The Botswana Examination Council is conducting a two week-training workshop on High Order Thinking Skills for its staff at the council’s premises in preparation for an education system that would produce an advanced crop of leaders in the future.
Enlisted for facilitating at the workshop is a renowned educational consultant, Dr Jennifer Bryce, a senior Research fellow from the Australian Council for Educational Research (ACER).
The workshop is divided into two phases. The first started on February 4th and ended on February 8th and it targeted 30 BEC’S and Product Development and Standards officers, whereas the next stage will take off on February 11 and is set to end on February 15th. The second batch will comprise 170 teachers from about sixty primary and secondary schools across the country.

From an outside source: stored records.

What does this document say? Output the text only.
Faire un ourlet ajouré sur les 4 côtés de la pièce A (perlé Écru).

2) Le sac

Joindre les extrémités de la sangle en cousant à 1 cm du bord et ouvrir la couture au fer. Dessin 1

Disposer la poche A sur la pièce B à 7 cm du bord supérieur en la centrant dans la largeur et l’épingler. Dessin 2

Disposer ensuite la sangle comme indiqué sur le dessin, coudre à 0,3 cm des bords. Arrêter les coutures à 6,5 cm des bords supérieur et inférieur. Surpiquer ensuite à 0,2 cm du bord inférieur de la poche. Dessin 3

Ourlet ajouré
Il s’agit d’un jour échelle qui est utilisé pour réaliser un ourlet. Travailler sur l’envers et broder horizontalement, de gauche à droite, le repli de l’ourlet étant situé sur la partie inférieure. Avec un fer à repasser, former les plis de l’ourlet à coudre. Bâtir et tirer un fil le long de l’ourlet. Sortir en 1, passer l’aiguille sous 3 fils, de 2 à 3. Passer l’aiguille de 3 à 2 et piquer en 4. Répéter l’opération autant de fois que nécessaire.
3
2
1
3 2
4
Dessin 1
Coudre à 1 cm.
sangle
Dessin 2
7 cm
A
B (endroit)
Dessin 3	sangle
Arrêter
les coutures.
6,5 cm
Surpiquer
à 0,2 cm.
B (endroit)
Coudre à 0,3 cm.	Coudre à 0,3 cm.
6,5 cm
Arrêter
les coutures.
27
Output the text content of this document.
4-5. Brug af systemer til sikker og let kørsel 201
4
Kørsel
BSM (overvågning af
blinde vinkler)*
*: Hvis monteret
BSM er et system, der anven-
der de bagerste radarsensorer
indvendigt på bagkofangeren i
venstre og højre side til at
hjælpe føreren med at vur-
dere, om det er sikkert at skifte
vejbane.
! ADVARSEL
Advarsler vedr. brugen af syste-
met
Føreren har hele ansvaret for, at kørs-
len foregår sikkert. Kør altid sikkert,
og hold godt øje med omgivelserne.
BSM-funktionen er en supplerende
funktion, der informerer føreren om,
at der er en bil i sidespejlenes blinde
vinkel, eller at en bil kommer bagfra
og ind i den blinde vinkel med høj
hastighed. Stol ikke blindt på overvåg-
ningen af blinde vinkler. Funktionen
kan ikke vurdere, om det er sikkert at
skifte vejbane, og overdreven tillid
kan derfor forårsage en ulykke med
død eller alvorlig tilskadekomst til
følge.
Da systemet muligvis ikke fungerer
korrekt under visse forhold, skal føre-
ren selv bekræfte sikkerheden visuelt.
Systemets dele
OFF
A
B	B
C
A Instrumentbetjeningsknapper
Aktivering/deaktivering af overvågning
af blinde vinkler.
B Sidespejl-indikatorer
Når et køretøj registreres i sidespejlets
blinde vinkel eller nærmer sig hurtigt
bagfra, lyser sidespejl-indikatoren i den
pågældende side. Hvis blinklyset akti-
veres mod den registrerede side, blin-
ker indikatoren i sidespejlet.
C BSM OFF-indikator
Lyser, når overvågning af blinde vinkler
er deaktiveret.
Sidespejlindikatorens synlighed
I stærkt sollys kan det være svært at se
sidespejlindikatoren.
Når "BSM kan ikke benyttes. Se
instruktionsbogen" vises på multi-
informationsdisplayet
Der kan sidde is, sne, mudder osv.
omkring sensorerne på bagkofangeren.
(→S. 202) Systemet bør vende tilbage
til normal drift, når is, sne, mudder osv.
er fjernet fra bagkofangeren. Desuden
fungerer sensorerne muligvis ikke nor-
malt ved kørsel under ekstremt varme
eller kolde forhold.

The motive of the workshop is premised on that Botswana requires manpower that is capable of thinking critically and that would be adequate to the task of solving complex problems arising from the ever changing nature of our society and development in general.
To achieve such a mindset, Dr Cyprian Cele, Director of Research and Policy Development at the BEC, said they believe the classroom is the ideal place. Students must be exposed to learning methods that are aimed to achieve this outlook at an early age.
Likewise the examinations set at any stage in the course of their studies should reflect that approach; questions should be structured in a way that spurs them into critical enquiry, and investigation of problem issues, with the ability to draw independent conclusions.
According to Cele, the participants in the first session, 4-8 February 2008, would, on completion of their workshop, and as part of their practical assignment, assist the consultant in training the 170 teachers. Product Development Officers were trained to prepare examination materials which challenge the students to apply the skills they have acquired during their studies in a way that allows them to employ their full potential. The PDSO is to prepare assessment procedures, organize item writing, which includes training teachers who are to write items, and they are also responsible for compilation of items into text papers.
“Although the present examination questions have always been tailored along the line that is proposed by the ongoing workshop,” Cele said, “it is intended that this workshop will up lift us from where we are, especially with respect to items demanding higher cognitive skills. It will increase the capability of BEC to produce an even better question paper”.
He further said that the High Order Thinking Skills Items will eventually improve the quality of their examination papers and, therefore, unprecedented impact on our education system.
BEC is mandated under section 5 of the Botswana Examinations Act No. 4 of 2002, “to conduct school examinations and any other examinations for the Ministry and issue certificates in respect of such examinations’.
BEC’s key business activity is the development, administration, accreditation and certification of school examinations in the primary and secondary education sub-sectors.
One of the reasons it was established was to avoid a situation where the ministry of education did both the syllabus and acted as examiners of their own syllabus thus improving the quality and standards of education, as is the practice in other countries.